Luis es el copiloto más famoso de nuestro país, fue bicampeón del mundo de Rallies junto a Carlos Sainz y ahora se dedica entre otras cosas a la comunicación, aunque nunca se baja del coche. Para él la figura del copiloto es muy importe, "un copiloto puede ayudar mucho en la conducción, puede programar el GPS, poner un CD o buscar alguna cosa", asegura. Lo que no le gusta es subirse a un coche con gente que quiere dar exhibiciones de velocidad, en ese caso asegura que prefiere cogerse un taxi.

Sus manera de hablar, rápida, directa, tan particular como reconocible ha sido objeto de multitud de imitaciones, que lejos de molestarle a él parece muy agradables, "me preguntan si no me molestan yo les digo que no, que me están haciendo un homenaje, una publicidad extraordinaria, no me puede molestar", asegura.

Si para Luis Moya el copiloto es importante también lo es el conductor, aunque asegura que los coches sin conductor son una realidad que forman parte de la evolución, "yo creo que todos las cosas que sean en beneficio y para hacernos la vida más cómoda es positivo", aunque asegura que puede que esos coches sustituyan sólo al piloto, "al copiloto no podrán sustituirle, siempre tendrá que haber alguien para decir algo", bromea.

Le gusta nadar, viajar y las películas de oeste, tiene una gran colección en su casa y las ve con asiduidad, pero le cuesta decidirse por una sola, "es muy difícil decir cuál es mi película favorita, hay muchas, 'Hasta que llegó su hora' y 'Horizontes de grandeza', o 'El valle oscuro', que es alemana".

Desde hace un tiempo da charlas y clases en la escuela de conducción de Voslwaguen, "donde enseñan a conducir y no sólo a circular como en las autoescuelas", matiza. "Tratamos de enseñar cómo evitar situaciones de riesgo.

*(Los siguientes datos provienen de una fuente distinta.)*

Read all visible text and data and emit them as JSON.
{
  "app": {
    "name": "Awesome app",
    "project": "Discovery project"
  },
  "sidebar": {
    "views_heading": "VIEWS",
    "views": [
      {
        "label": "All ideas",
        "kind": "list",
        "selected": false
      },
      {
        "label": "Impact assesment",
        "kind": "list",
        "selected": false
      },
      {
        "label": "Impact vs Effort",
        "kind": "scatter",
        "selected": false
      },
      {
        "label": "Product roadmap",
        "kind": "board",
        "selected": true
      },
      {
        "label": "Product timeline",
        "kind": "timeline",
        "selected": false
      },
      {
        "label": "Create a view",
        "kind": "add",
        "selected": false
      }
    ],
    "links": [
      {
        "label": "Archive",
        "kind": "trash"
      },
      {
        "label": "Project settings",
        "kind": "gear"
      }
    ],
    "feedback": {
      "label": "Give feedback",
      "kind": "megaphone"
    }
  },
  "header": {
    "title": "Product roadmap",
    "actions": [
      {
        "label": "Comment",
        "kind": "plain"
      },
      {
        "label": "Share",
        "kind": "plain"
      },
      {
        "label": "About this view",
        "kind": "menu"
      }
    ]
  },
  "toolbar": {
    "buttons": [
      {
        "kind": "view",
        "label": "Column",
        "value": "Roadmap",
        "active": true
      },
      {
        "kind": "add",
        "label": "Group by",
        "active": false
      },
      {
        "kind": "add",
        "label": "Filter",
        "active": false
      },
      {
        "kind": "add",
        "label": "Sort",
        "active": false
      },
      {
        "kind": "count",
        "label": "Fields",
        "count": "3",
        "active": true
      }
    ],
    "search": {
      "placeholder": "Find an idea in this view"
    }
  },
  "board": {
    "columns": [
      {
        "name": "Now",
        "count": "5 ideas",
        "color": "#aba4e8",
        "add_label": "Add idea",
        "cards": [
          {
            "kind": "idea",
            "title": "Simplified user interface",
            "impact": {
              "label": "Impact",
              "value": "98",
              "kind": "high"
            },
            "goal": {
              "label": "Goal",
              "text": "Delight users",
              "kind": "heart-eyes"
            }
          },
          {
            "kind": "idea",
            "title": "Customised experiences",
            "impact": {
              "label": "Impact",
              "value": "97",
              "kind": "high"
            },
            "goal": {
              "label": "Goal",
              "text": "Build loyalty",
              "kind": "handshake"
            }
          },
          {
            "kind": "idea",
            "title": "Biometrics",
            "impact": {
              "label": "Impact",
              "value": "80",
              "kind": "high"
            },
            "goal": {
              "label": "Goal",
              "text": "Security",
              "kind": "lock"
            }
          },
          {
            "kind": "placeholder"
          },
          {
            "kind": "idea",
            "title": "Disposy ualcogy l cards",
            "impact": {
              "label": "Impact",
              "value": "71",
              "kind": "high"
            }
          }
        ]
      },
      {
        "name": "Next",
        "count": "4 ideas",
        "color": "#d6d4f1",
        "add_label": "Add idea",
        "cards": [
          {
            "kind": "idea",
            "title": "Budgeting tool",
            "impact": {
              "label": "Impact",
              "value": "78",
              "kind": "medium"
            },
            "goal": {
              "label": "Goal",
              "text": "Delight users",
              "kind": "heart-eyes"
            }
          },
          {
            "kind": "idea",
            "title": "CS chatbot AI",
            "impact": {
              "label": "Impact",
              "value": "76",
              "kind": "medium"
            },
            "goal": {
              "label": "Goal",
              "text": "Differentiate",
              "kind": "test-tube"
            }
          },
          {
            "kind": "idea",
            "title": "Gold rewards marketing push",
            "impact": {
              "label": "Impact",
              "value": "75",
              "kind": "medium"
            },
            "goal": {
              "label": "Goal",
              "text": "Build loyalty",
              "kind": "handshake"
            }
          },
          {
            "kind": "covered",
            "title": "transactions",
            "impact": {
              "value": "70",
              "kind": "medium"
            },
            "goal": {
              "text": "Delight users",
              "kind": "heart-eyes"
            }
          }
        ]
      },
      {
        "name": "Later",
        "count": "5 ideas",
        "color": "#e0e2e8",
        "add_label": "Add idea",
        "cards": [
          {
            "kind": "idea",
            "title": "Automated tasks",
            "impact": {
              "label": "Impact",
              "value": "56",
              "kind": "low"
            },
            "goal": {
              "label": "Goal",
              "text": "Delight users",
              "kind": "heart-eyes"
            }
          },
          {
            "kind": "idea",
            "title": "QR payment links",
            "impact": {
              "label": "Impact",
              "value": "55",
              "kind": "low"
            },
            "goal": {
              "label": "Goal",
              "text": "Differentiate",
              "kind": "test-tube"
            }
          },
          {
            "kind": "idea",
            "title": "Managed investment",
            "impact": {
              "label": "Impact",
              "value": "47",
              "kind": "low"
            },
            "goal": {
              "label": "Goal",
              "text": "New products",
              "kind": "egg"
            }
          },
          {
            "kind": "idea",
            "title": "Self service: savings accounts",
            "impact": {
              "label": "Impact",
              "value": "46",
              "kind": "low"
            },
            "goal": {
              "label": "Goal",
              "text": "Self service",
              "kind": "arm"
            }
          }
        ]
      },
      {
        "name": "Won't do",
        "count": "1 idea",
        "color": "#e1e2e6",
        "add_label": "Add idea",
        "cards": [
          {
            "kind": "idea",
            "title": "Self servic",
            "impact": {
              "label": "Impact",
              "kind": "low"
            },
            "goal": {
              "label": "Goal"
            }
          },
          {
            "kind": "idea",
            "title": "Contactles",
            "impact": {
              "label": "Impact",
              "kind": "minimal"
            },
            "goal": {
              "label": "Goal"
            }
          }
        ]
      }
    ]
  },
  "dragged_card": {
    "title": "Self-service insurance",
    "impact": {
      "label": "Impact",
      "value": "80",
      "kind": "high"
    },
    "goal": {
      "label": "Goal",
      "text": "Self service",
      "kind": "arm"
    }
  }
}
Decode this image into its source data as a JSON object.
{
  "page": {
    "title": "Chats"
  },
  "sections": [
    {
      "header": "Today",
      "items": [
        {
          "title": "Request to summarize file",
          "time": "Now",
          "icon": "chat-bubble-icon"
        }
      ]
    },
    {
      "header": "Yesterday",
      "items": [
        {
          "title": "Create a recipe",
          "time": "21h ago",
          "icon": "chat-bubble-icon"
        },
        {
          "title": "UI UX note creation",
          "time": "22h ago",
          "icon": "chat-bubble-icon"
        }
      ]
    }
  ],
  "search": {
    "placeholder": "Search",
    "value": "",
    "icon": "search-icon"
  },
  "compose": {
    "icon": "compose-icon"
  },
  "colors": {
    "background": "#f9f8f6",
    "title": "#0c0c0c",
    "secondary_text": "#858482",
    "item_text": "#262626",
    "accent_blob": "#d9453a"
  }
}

Yo conduzco bien, solo por ir al lado de Carlos Sainz tantos años aprendes a conducir".

Con Carlos Sainz siempre ha ido en el lado derecho del coche, ha sido su fiel y leal escudero, han reído y llorado, "ir con Carlos en el coche ha sido un placer, fueron 15 años inolvidables". Le respeta, le admira y le quiere, "le considero mi mejor amigo, hablamos con frecuencia", asegura.

Puede que el eterno aprendizaje sea su filosofía de vida. El deporte, el sacrificio, la fuerza y la persistencia, los pilares donde se apoye y el positivismo la gasolina que hace que no pare nunca. Siempre sorteando las curvas y caminando sobre seguro.